Estadio Hernando Siles, La Paz, Bolivia (en.wikipedia.org)
Estadio Hernando Siles, stadion kandang tim nasional Bolivia yang terletak di Ibu Kota negara itu, La Paz menyimpan kenangan buruk bagi seorang Lionel Messi.
Stadion ini bak senjata mematikan Bolivia yang menjadi sumber kontroversi di ranah sepak bola Internasional.
Bagaimana tidak, stadion tersebut terletak di antara pegunungan di Andes timur laut, sekitar 3.637 meter di atas permukaan laut, menjadikannya salah satu stadion olahraga tertinggi di dunia.
Pada ketinggian seperti itu, atlet perlu waktu 1 atau 2 minggu untuk menyesuaikan diri karena lapisan udara sangat tipis. Akibatnya, Bolivia biasanya mendapatkan keuntungan fisik yang signifikan melawan tim asing karena mereka sudah terbiasa dengan kondisi demikian.
Oleh sebab itu, laga tandang ke Estadio Hernando Siles menjadi momok menakutkan bagi tim di seluruh Amerika Selatan, seperti yang dialami Argentina pada 2013 selama kualifikasi Piala Dunia.
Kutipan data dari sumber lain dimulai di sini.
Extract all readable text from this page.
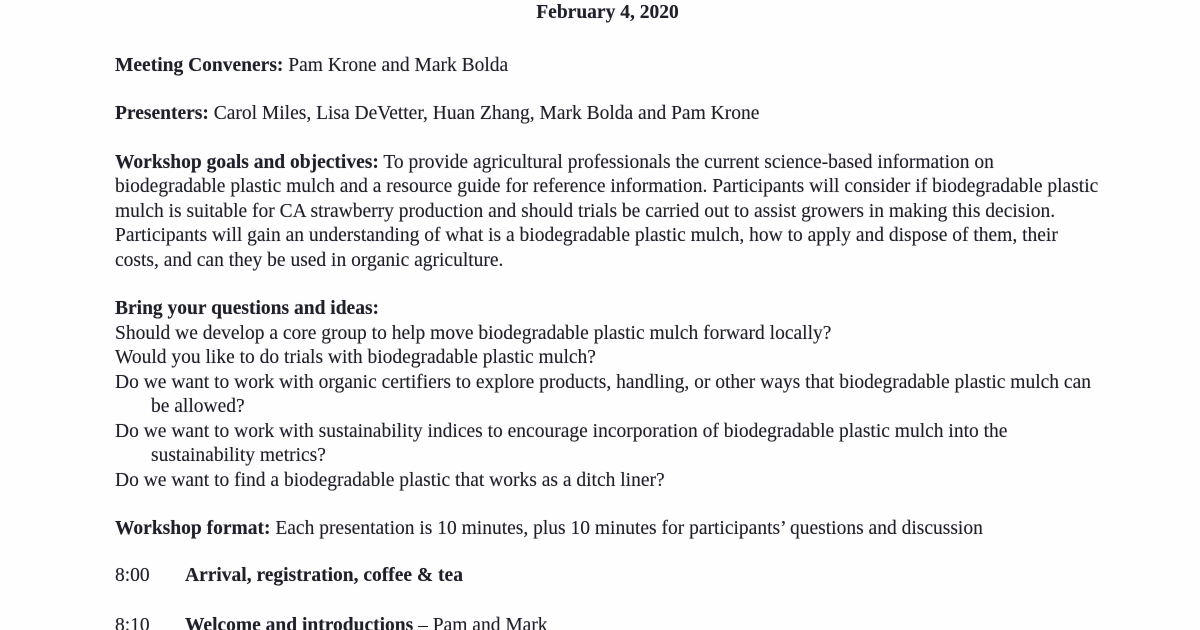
February 4, 2020

Meeting Conveners: Pam Krone and Mark Bolda

Presenters: Carol Miles, Lisa DeVetter, Huan Zhang, Mark Bolda and Pam Krone

Workshop goals and objectives: To provide agricultural professionals the current science-based information on biodegradable plastic mulch and a resource guide for reference information. Participants will consider if biodegradable plastic mulch is suitable for CA strawberry production and should trials be carried out to assist growers in making this decision. Participants will gain an understanding of what is a biodegradable plastic mulch, how to apply and dispose of them, their costs, and can they be used in organic agriculture.

Bring your questions and ideas:
Should we develop a core group to help move biodegradable plastic mulch forward locally?
Would you like to do trials with biodegradable plastic mulch?
Do we want to work with organic certifiers to explore products, handling, or other ways that biodegradable plastic mulch can be allowed?
Do we want to work with sustainability indices to encourage incorporation of biodegradable plastic mulch into the sustainability metrics?
Do we want to find a biodegradable plastic that works as a ditch liner?

Workshop format: Each presentation is 10 minutes, plus 10 minutes for participants’ questions and discussion

8:00	Arrival, registration, coffee & tea
8:10	Welcome and introductions – Pam and Mark
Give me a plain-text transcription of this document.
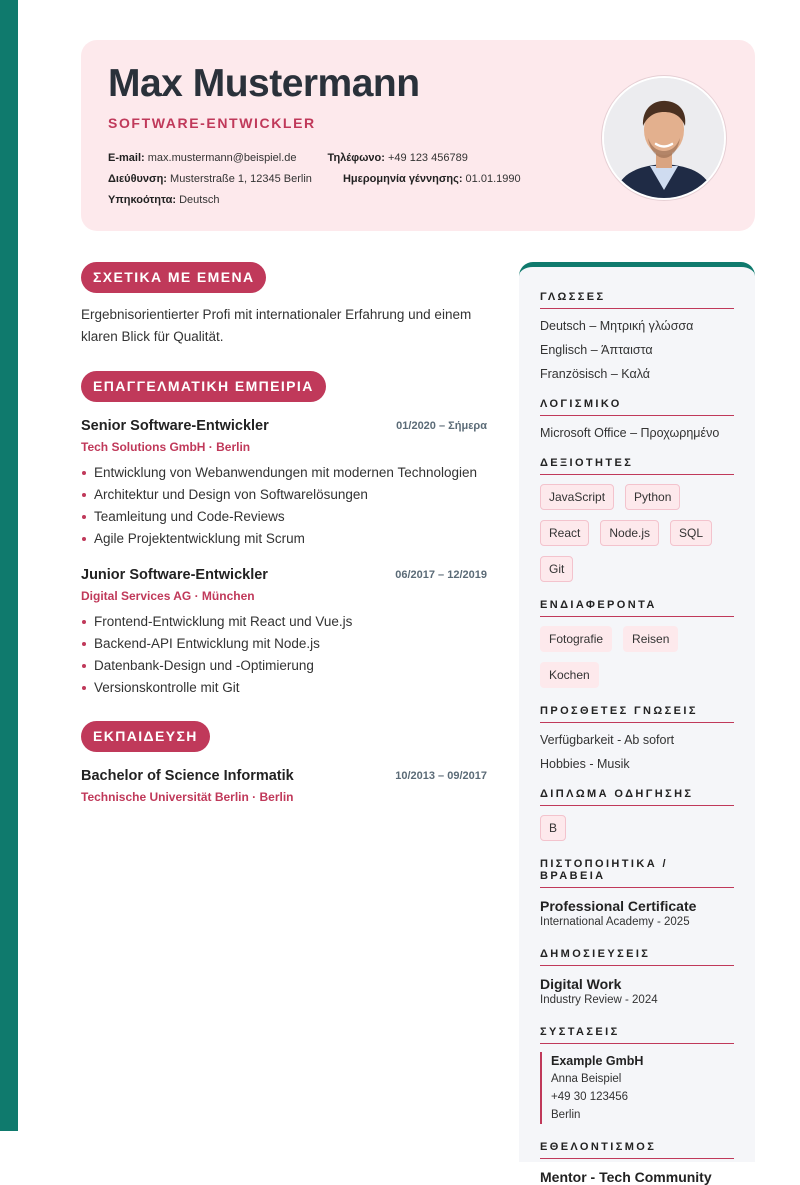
Max Mustermann
SOFTWARE-ENTWICKLER
E-mail: max.mustermann@beispiel.de	Τηλέφωνο: +49 123 456789
Διεύθυνση: Musterstraße 1, 12345 Berlin	Ημερομηνία γέννησης: 01.01.1990
Υπηκοότητα: Deutsch
ΣΧΕΤΙΚΑ ΜΕ ΕΜΕΝΑ

Ergebnisorientierter Profi mit internationaler Erfahrung und einem klaren Blick für Qualität.

ΕΠΑΓΓΕΛΜΑΤΙΚΗ ΕΜΠΕΙΡΙΑ
Senior Software-Entwickler	01/2020 – Σήμερα
Tech Solutions GmbH · Berlin
Entwicklung von Webanwendungen mit modernen Technologien
Architektur und Design von Softwarelösungen
Teamleitung und Code-Reviews
Agile Projektentwicklung mit Scrum
Junior Software-Entwickler	06/2017 – 12/2019
Digital Services AG · München
Frontend-Entwicklung mit React und Vue.js
Backend-API Entwicklung mit Node.js
Datenbank-Design und -Optimierung
Versionskontrolle mit Git
ΕΚΠΑΙΔΕΥΣΗ
Bachelor of Science Informatik	10/2013 – 09/2017
Technische Universität Berlin · Berlin
ΓΛΩΣΣΕΣ
Deutsch – Μητρική γλώσσα
Englisch – Άπταιστα
Französisch – Καλά
ΛΟΓΙΣΜΙΚΟ
Microsoft Office – Προχωρημένο
ΔΕΞΙΟΤΗΤΕΣ
JavaScript	Python
React	Node.js	SQL
Git
ΕΝΔΙΑΦΕΡΟΝΤΑ
Fotografie	Reisen
Kochen
ΠΡΟΣΘΕΤΕΣ ΓΝΩΣΕΙΣ
Verfügbarkeit - Ab sofort
Hobbies - Musik
ΔΙΠΛΩΜΑ ΟΔΗΓΗΣΗΣ
B
ΠΙΣΤΟΠΟΙΗΤΙΚΑ / ΒΡΑΒΕΙΑ
Professional Certificate
International Academy - 2025
ΔΗΜΟΣΙΕΥΣΕΙΣ
Digital Work
Industry Review - 2024
ΣΥΣΤΑΣΕΙΣ
Example GmbH
Anna Beispiel
+49 30 123456
Berlin
ΕΘΕΛΟΝΤΙΣΜΟΣ
Mentor - Tech Community
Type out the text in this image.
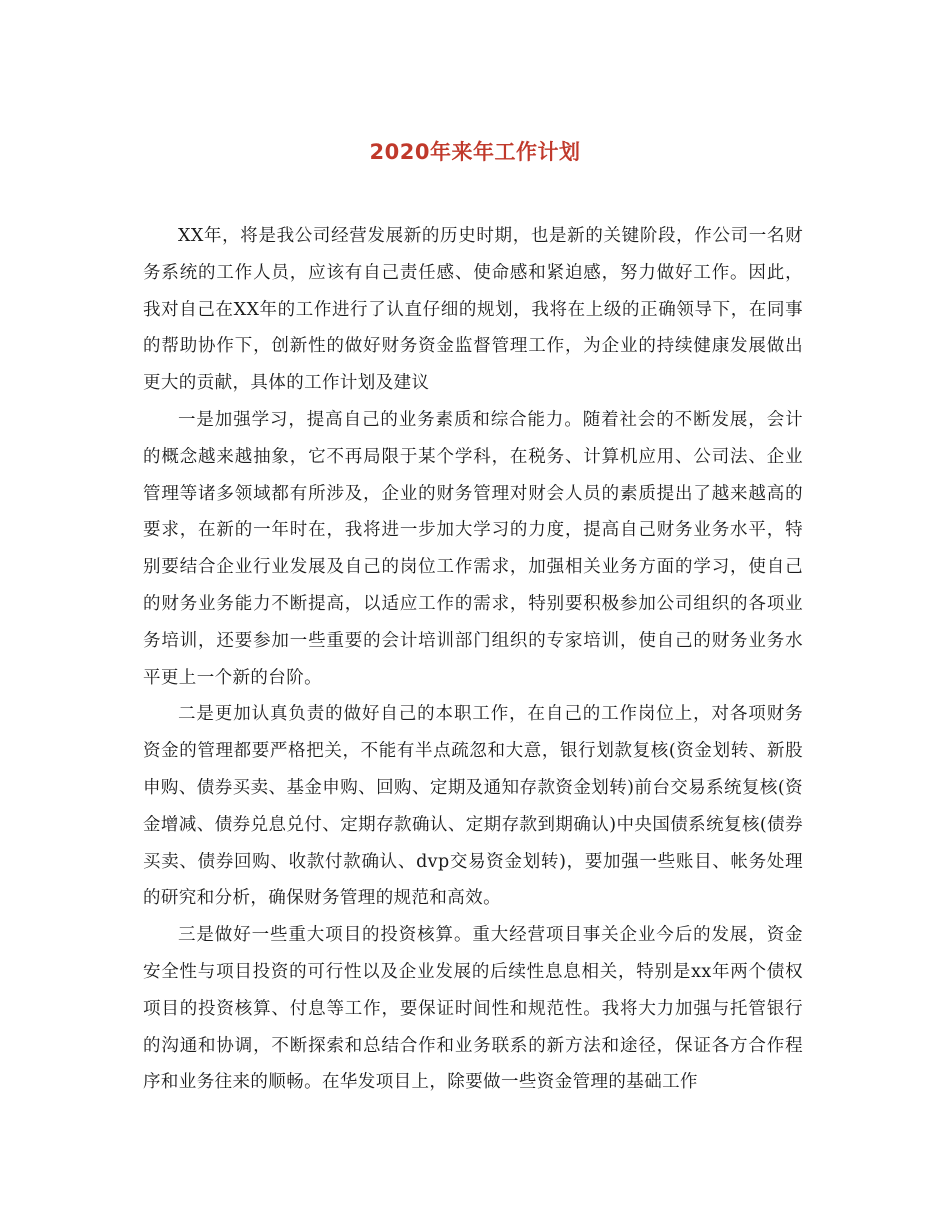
2020年来年工作计划

XX年，将是我公司经营发展新的历史时期，也是新的关键阶段，作公司一名财务系统的工作人员，应该有自己责任感、使命感和紧迫感，努力做好工作。因此，我对自己在XX年的工作进行了认直仔细的规划，我将在上级的正确领导下，在同事的帮助协作下，创新性的做好财务资金监督管理工作，为企业的持续健康发展做出更大的贡献，具体的工作计划及建议

一是加强学习，提高自己的业务素质和综合能力。随着社会的不断发展，会计的概念越来越抽象，它不再局限于某个学科，在税务、计算机应用、公司法、企业管理等诸多领域都有所涉及，企业的财务管理对财会人员的素质提出了越来越高的要求，在新的一年时在，我将进一步加大学习的力度，提高自己财务业务水平，特别要结合企业行业发展及自己的岗位工作需求，加强相关业务方面的学习，使自己的财务业务能力不断提高，以适应工作的需求，特别要积极参加公司组织的各项业务培训，还要参加一些重要的会计培训部门组织的专家培训，使自己的财务业务水平更上一个新的台阶。

二是更加认真负责的做好自己的本职工作，在自己的工作岗位上，对各项财务资金的管理都要严格把关，不能有半点疏忽和大意，银行划款复核(资金划转、新股申购、债券买卖、基金申购、回购、定期及通知存款资金划转)前台交易系统复核(资金增减、债券兑息兑付、定期存款确认、定期存款到期确认)中央国债系统复核(债券买卖、债券回购、收款付款确认、dvp交易资金划转)，要加强一些账目、帐务处理的研究和分析，确保财务管理的规范和高效。

三是做好一些重大项目的投资核算。重大经营项目事关企业今后的发展，资金安全性与项目投资的可行性以及企业发展的后续性息息相关，特别是xx年两个债权项目的投资核算、付息等工作，要保证时间性和规范性。我将大力加强与托管银行的沟通和协调，不断探索和总结合作和业务联系的新方法和途径，保证各方合作程序和业务往来的顺畅。在华发项目上，除要做一些资金管理的基础工作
Hanya butuh 45 menit bagi tim tamu untuk merasakan dampak buruk bermain pada ketinggian ekstrem di mana Messi muntah-muntah di lapangan saat peluit turun minum dan rekan setimnya Angel Di Maria membutuhkan masker oksigen.
Baca Juga: Dibiarkan Berbaring Saat Tendangan Bebas, Rio Ferdinand Anggap Messi Tak Dihargai
Setelah pertandingan berakhir dengan skor 1-1, kapten Argentina itu mengatakan bermain di ketinggian ekstrem sangat buruk sehingga hasil imbang sudah cukup.
"Sangat buruk bermain di sini di ketinggian, jadi hasil imbang adalah hasil yang bagus bagi kami. Setiap kali Anda berusaha atau bermain dengan kecepatan tinggi, Anda perlu waktu untuk pulih," kata Messi dikutip dari Daily Star.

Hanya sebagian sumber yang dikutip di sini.